Parole, probation and court psychiatric clinic officials have access to the system at the prosecutor’s office rather than logging in remotely. Bond investigators have yet to use the system at all, and the system cannot link to the clerk of court’s computer system that includes the court dockets, O’Malley said.
“They get files electronically, print it, retype it, print the retyped file and scan it,” said Peter Szigeti, the prosecutor’s chief information officer.
But judges have balked at this because Pointe Blank inherited the job from a company implicated in the FBI’s Cuyahoga County corruption probe.
Pointe Blank has not been implicated in the FBI’s probe.
This is not the only reason the prosecutor’s computer system has been controversial.
In 2000, Mason hired Szigeti, who had been an independent consultant for Pointe Blank, to be his point man for information technology.
In August 2002, while still working in Mason’s office, Szigeti started an Internet and software company, Szignature Systems.
Five months later, Mason’s office recommended Szignature receive a contract to do work for the prosecutor’s office that started at $83,000 a year. The county’s Automated Data Processing Board approved the contract.
Szigeti then left his county job and his company went on to collect $1.1 million for work done for the prosecutor’s office.

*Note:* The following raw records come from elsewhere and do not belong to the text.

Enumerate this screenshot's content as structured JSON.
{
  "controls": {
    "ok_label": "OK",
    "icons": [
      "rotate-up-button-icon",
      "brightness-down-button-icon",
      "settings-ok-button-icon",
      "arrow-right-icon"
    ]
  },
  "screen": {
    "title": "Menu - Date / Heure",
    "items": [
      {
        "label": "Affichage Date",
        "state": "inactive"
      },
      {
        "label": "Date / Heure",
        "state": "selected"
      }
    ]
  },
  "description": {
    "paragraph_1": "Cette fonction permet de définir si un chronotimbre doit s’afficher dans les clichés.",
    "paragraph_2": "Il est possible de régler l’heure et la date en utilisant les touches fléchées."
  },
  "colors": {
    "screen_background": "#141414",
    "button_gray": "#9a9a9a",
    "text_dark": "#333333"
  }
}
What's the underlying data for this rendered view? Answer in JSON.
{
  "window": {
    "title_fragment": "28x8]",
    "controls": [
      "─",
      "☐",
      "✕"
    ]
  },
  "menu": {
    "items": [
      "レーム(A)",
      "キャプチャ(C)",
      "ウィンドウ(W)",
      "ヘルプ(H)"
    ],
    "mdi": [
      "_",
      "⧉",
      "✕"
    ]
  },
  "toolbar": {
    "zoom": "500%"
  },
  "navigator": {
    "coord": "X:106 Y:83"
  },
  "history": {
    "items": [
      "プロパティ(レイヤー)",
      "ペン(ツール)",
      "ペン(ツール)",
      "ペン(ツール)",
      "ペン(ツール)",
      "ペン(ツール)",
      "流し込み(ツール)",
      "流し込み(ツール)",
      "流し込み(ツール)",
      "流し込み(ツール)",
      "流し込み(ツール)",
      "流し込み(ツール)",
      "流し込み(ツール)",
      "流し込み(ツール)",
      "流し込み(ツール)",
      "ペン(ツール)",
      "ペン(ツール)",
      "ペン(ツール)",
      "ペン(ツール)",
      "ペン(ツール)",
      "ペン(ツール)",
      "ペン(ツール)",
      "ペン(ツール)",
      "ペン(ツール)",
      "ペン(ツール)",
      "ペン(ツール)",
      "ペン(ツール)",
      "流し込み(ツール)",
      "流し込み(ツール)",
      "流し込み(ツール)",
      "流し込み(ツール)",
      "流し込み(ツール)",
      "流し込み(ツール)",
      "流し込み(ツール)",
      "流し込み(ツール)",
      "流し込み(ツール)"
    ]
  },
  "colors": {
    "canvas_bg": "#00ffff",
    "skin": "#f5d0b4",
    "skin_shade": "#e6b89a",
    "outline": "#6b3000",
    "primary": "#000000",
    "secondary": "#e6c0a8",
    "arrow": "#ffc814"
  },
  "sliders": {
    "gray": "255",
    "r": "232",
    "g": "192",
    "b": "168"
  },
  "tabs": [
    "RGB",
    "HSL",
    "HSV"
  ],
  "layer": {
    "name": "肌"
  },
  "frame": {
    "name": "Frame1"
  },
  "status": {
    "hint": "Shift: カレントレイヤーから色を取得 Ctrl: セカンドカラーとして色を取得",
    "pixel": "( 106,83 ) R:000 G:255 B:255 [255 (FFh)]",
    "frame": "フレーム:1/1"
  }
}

After The Plain Dealer reported that in January, Mason canceled Szignature’s contract and rehired Szigeti at an annual salary of $117,000.
Mason has said his office is one of the most technologically advanced in the country because of Szigeti.
“Pete has done a tremendous job with the office’s IT department,” Miday said for The Plain Dealer’s story in January. “It is light years ahead of any prosecuting attorney’s office in the country, and we are fortunate to have him.”